This comes after suppliers of fertilizer for the Planting for Food and Jobs programme halted distribution of the product in April 2021 due to debt owed them by the government.
According to the Chamber, although the subsidy programme, which is aimed at boosting the Planting for Food and Jobs programme is laudable, it has not been efficient.
In a media interview, the Chief Executive Officer of the Chamber, Anthony Morrisson, called for a review of the programme to help address the recent shortage of fertilizer nationwide.
“We all know that the suppliers and importers of fertilizer are owed by the government. The chamber is proposing that, possibly, we have come to the end of the road where PFJ is not sustainable. PFJ as a project lacks the needed strategies and there must be a rethink. We are asking that, can the industry further be deregulated so that if I have a farm and I have five thousand acres, I should be able to import my own fertilizer and not depend on any fertilizer importing company. Maybe farmer-based organisations whose total number are more than five thousand can be given permits to import fertilizers for only their farms.”

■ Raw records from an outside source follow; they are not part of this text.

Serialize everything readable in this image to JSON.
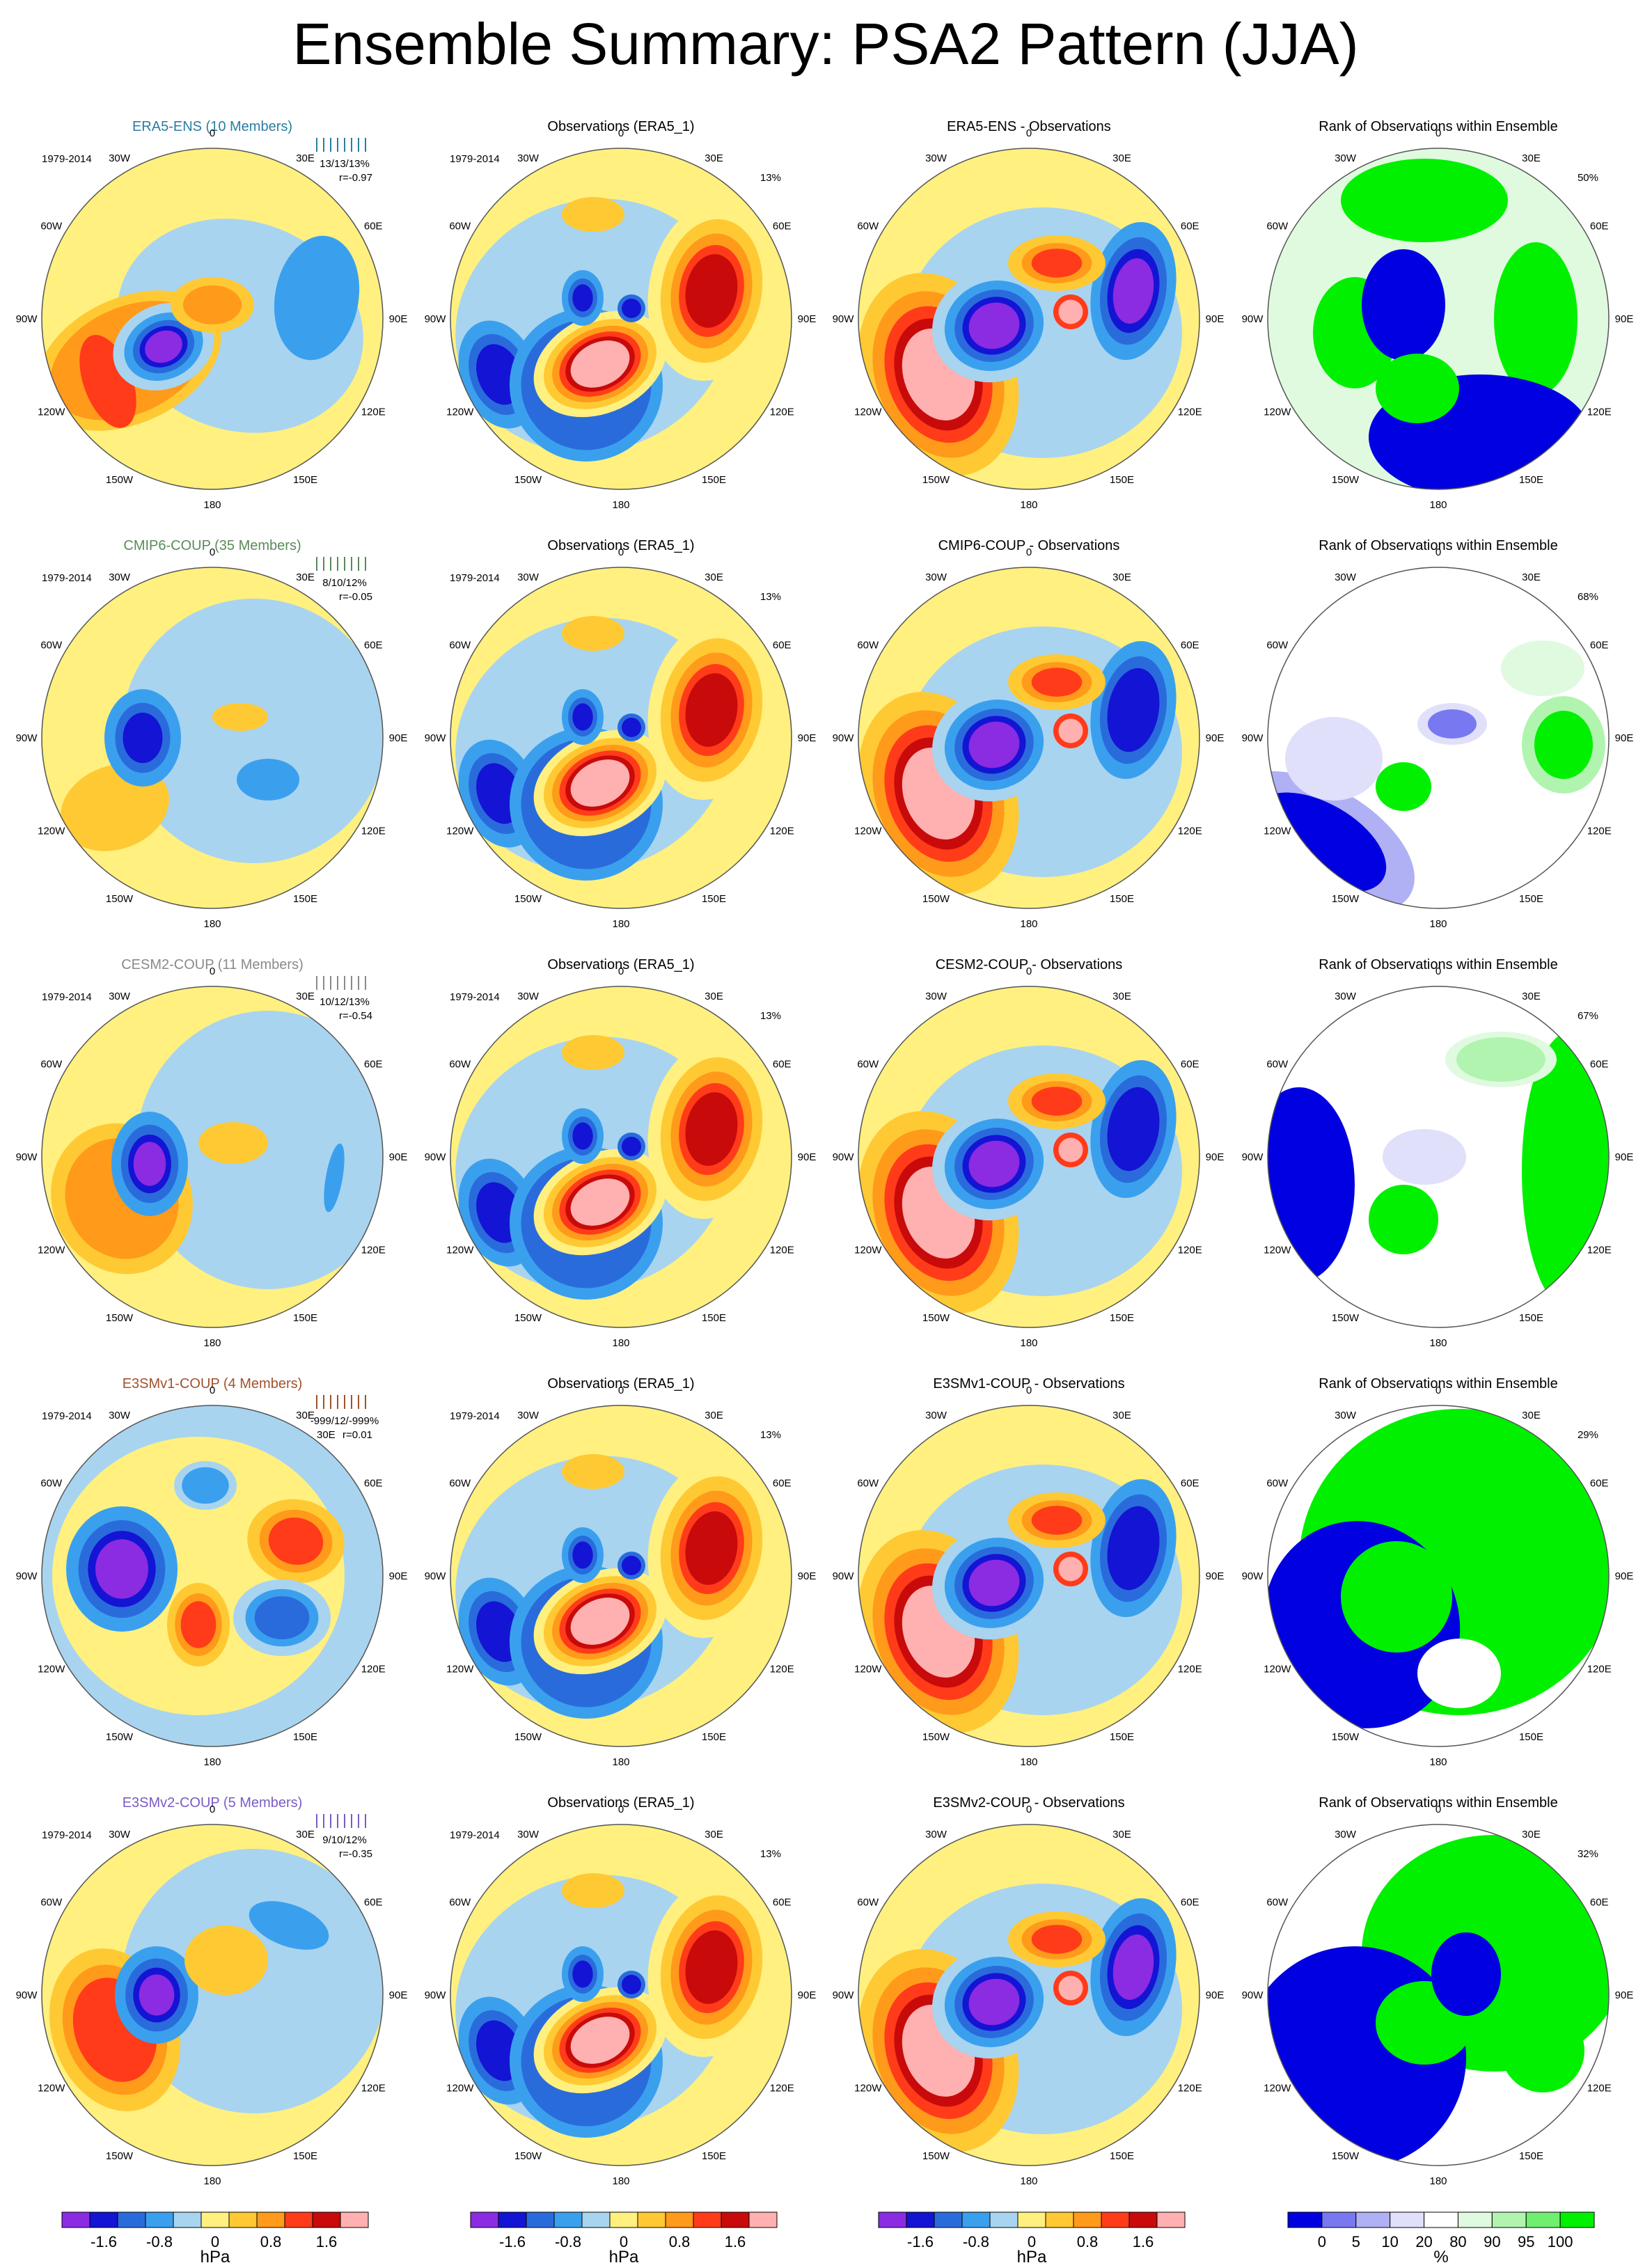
{
  "title": "Ensemble Summary: PSA2 Pattern (JJA)",
  "period": "1979-2014",
  "lon_labels": [
    "0",
    "30E",
    "60E",
    "90E",
    "120E",
    "150E",
    "180",
    "150W",
    "120W",
    "90W",
    "60W",
    "30W"
  ],
  "rows": [
    {
      "model": "ERA5-ENS (10 Members)",
      "color": "#2a7da3",
      "stats": "13/13/13%",
      "corr": "r=-0.97",
      "corr_prefix": "",
      "diff_title": "ERA5-ENS - Observations",
      "rank_pct": "50%",
      "obs_pct": "13%",
      "mode": "era5"
    },
    {
      "model": "CMIP6-COUP (35 Members)",
      "color": "#5a8a5a",
      "stats": "8/10/12%",
      "corr": "r=-0.05",
      "corr_prefix": "",
      "diff_title": "CMIP6-COUP - Observations",
      "rank_pct": "68%",
      "obs_pct": "13%",
      "mode": "cmip6"
    },
    {
      "model": "CESM2-COUP (11 Members)",
      "color": "#8a8a8a",
      "stats": "10/12/13%",
      "corr": "r=-0.54",
      "corr_prefix": "",
      "diff_title": "CESM2-COUP - Observations",
      "rank_pct": "67%",
      "obs_pct": "13%",
      "mode": "cesm2"
    },
    {
      "model": "E3SMv1-COUP (4 Members)",
      "color": "#a0522d",
      "stats": "-999/12/-999%",
      "corr": "r=0.01",
      "corr_prefix": "30E",
      "diff_title": "E3SMv1-COUP - Observations",
      "rank_pct": "29%",
      "obs_pct": "13%",
      "mode": "e3smv1"
    },
    {
      "model": "E3SMv2-COUP (5 Members)",
      "color": "#7b5cc4",
      "stats": "9/10/12%",
      "corr": "r=-0.35",
      "corr_prefix": "",
      "diff_title": "E3SMv2-COUP - Observations",
      "rank_pct": "32%",
      "obs_pct": "13%",
      "mode": "e3smv2"
    }
  ],
  "obs_title": "Observations (ERA5_1)",
  "rank_title": "Rank of Observations within Ensemble",
  "colorbar_hpa": {
    "unit": "hPa",
    "ticks": [
      "-1.6",
      "-0.8",
      "0",
      "0.8",
      "1.6"
    ],
    "colors": [
      "#8b2be2",
      "#1414d4",
      "#2a6bdc",
      "#3aa0ee",
      "#a8d4f0",
      "#fff080",
      "#ffc933",
      "#ff9a1a",
      "#ff3b1a",
      "#c80a0a",
      "#ffb0b0"
    ]
  },
  "colorbar_rank": {
    "unit": "%",
    "ticks": [
      "0",
      "5",
      "10",
      "20",
      "80",
      "90",
      "95",
      "100"
    ],
    "colors": [
      "#0000e0",
      "#7878f0",
      "#b0b0f4",
      "#e0e0fb",
      "#ffffff",
      "#e0fae0",
      "#b0f4b0",
      "#70ee70",
      "#00f000"
    ]
  },
  "chart_data": {
    "type": "heatmap",
    "title": "Ensemble Summary: PSA2 Pattern (JJA)",
    "projection": "south polar stereographic",
    "panels_per_row": [
      "ensemble mean",
      "Observations (ERA5_1)",
      "ensemble - observations",
      "Rank of Observations within Ensemble"
    ],
    "rows": [
      "ERA5-ENS (10 Members)",
      "CMIP6-COUP (35 Members)",
      "CESM2-COUP (11 Members)",
      "E3SMv1-COUP (4 Members)",
      "E3SMv2-COUP (5 Members)"
    ],
    "field_levels_hPa": [
      -2.0,
      -1.6,
      -1.2,
      -0.8,
      -0.4,
      0,
      0.4,
      0.8,
      1.2,
      1.6,
      2.0
    ],
    "rank_levels_pct": [
      0,
      5,
      10,
      20,
      80,
      90,
      95,
      100
    ],
    "stats": [
      "13/13/13%",
      "8/10/12%",
      "10/12/13%",
      "-999/12/-999%",
      "9/10/12%"
    ],
    "correlations": [
      -0.97,
      -0.05,
      -0.54,
      0.01,
      -0.35
    ],
    "rank_summary_pct": [
      50,
      68,
      67,
      29,
      32
    ],
    "obs_summary_pct": [
      13,
      13,
      13,
      13,
      13
    ],
    "colorbar_unit_field": "hPa",
    "colorbar_unit_rank": "%"
  }
}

“Maybe we have reached a point where there must be complete deregulation of the fertilizer downstream so that people begin to bring in what they can consume. Probably, I’m not saying the current fertilizers are not quality, but maybe people can now decide to bring in much higher quality fertilizers that will eventually increase yields on their farms using the quality of produce on their farms. That is where we should be getting as a country,” he said.

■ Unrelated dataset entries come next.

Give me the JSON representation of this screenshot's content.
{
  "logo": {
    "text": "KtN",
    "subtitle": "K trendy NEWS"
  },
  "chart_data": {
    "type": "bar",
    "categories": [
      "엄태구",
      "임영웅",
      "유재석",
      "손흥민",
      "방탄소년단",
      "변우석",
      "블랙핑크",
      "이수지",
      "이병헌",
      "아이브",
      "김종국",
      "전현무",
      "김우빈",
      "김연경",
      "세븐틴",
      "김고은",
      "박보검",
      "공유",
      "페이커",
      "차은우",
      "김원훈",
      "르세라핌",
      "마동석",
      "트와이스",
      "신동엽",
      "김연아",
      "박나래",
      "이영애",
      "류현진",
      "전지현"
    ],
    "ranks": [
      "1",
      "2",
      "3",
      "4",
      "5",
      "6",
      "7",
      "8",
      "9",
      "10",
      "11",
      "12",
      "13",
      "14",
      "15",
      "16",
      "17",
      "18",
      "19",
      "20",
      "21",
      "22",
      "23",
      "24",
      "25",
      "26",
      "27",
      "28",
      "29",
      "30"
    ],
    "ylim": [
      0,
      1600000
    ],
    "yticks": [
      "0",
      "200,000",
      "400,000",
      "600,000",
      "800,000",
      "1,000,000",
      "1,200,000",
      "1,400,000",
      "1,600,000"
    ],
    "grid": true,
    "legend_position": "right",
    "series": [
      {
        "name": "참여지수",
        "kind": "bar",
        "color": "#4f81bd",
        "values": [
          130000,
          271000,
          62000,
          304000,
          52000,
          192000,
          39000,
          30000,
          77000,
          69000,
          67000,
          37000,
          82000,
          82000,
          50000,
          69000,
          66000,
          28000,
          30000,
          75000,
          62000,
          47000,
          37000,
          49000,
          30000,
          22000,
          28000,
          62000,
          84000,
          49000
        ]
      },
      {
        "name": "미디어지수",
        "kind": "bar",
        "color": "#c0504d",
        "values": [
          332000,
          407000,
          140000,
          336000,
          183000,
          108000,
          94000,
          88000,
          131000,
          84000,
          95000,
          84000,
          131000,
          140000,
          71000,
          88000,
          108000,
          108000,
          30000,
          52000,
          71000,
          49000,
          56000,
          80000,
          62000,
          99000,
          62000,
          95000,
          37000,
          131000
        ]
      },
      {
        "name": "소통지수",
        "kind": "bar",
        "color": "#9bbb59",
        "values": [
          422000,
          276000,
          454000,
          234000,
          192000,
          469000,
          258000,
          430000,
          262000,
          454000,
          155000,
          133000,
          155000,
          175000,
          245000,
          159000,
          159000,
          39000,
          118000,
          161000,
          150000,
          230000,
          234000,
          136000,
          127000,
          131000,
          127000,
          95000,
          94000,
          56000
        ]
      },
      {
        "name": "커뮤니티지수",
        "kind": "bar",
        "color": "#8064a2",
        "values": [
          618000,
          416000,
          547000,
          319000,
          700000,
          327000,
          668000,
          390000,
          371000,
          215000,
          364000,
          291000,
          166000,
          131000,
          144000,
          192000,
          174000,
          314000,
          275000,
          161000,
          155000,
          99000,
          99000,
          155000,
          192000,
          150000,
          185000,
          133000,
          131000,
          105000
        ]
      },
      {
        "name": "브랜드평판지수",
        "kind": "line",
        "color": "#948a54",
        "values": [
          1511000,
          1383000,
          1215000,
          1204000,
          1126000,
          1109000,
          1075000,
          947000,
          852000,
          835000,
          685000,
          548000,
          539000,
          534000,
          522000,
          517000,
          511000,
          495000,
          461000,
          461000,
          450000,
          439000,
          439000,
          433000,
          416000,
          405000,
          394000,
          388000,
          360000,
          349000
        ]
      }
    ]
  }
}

Already, the Minister of Food and Agriculture, Dr. Owusu Afriyie Akoto is reported to have expressed concern about the future of the flagship Planting for Food and Jobs (PFJ) programme due to a large debt owed partners of the programme including input suppliers.
According to Graphic Online, the minister said importers of fertilizer under the PFJ were under siege by their financiers because out of GH¢940 million owed dealers in fertilizer and other subsidies since the beginning of last year, the government had been able to pay only GH¢250 million.